S3
The S3 connector allows you to create a Shaped model directly from a set of Parquet, CSV, TSV, or JSONL files within an S3 bucket.
Shaped fetches data from the given S3 bucket periodically each time a new file is added to the buicket. To ensure your model is trained on the most recent data, make sure you push the latest data to S3 periodically.
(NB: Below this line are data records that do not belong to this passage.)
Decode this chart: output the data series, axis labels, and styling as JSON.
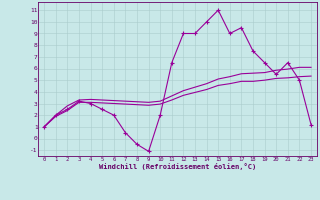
{
  "xlabel": "Windchill (Refroidissement éolien,°C)",
  "x": [
    0,
    1,
    2,
    3,
    4,
    5,
    6,
    7,
    8,
    9,
    10,
    11,
    12,
    13,
    14,
    15,
    16,
    17,
    18,
    19,
    20,
    21,
    22,
    23
  ],
  "line1": [
    1.0,
    2.0,
    2.5,
    3.2,
    3.0,
    2.5,
    2.0,
    0.5,
    -0.5,
    -1.1,
    2.0,
    6.5,
    9.0,
    9.0,
    10.0,
    11.0,
    9.0,
    9.5,
    7.5,
    6.5,
    5.5,
    6.5,
    5.0,
    1.2
  ],
  "line2": [
    1.0,
    2.0,
    2.8,
    3.3,
    3.35,
    3.3,
    3.25,
    3.2,
    3.15,
    3.1,
    3.2,
    3.65,
    4.1,
    4.4,
    4.7,
    5.1,
    5.3,
    5.55,
    5.6,
    5.65,
    5.85,
    5.95,
    6.1,
    6.1
  ],
  "line3": [
    1.0,
    1.9,
    2.4,
    3.1,
    3.1,
    3.05,
    3.0,
    2.95,
    2.9,
    2.85,
    2.95,
    3.3,
    3.7,
    3.95,
    4.2,
    4.55,
    4.7,
    4.9,
    4.9,
    5.0,
    5.15,
    5.2,
    5.3,
    5.35
  ],
  "color": "#990099",
  "bg_color": "#c8e8e8",
  "grid_color": "#aacccc",
  "ylim": [
    -1.5,
    11.7
  ],
  "yticks": [
    -1,
    0,
    1,
    2,
    3,
    4,
    5,
    6,
    7,
    8,
    9,
    10,
    11
  ],
  "xticks": [
    0,
    1,
    2,
    3,
    4,
    5,
    6,
    7,
    8,
    9,
    10,
    11,
    12,
    13,
    14,
    15,
    16,
    17,
    18,
    19,
    20,
    21,
    22,
    23
  ]
}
In order for Shaped to incrementally load data from S3, the files must be lexicographically sorted by name, and the file names must be unique. The simplest way to achieve this is to include a timestamp suffix in the file names, such that the most recent files are lexicographically last.
Resource Access
Shaped needs access to the S3 bucket that contains your files. This can be done by modifying the bucket policy to grant explicit read access to the Shaped AWS Customer Data Access IAM User.
To grant access:
Update the bucket policy attached to your S3 bucket to grant the following permissions:
- s3:GetObject
- s3:ListBucket
In this bucket policy, grant the Shaped AWS Customer Data Access IAM User permissions to access the bucket:
{
"Version": "2012-10-17",
"Statement": [
{
"Effect": "Allow",
"Principal": {
"AWS": "arn:aws:iam::{shaped_account_id}:user/CustomerDataAccessUser"
},
"Action": [
"s3:GetObject",
"s3:ListBucket"
],
"Resources": [
"arn:aws:s3:::{your_bucket}",
"arn:aws:s3:::{your_bucket}/*"
]
}
]
}
The Shaped AWS Account ID is available on request from the Shaped team.
Dataset Configuration
Required fields
Field | Example | Description |
---|---|---|
schema_type | CUSTOM | Specifies the connector schema type, in this case "CUSTOM". |
column_schema | The schema of the data contained within files. | |
s3_path | s3://shaped-data/product/ | The path to the directory within the bucket, with the format s3://{bucket}/{path}/ . Note: If a path is provided, we will expand the path to include all files within the directory. If a specific glob pattern is provided, this will be used to filter the files, i.e. s3://shaped-data/product/*.parquet.gz . |
s3_format | PARQUET | The type of file to sync from S3 into Shaped, currently supports PARQUET , CSV , TSV and JSON . |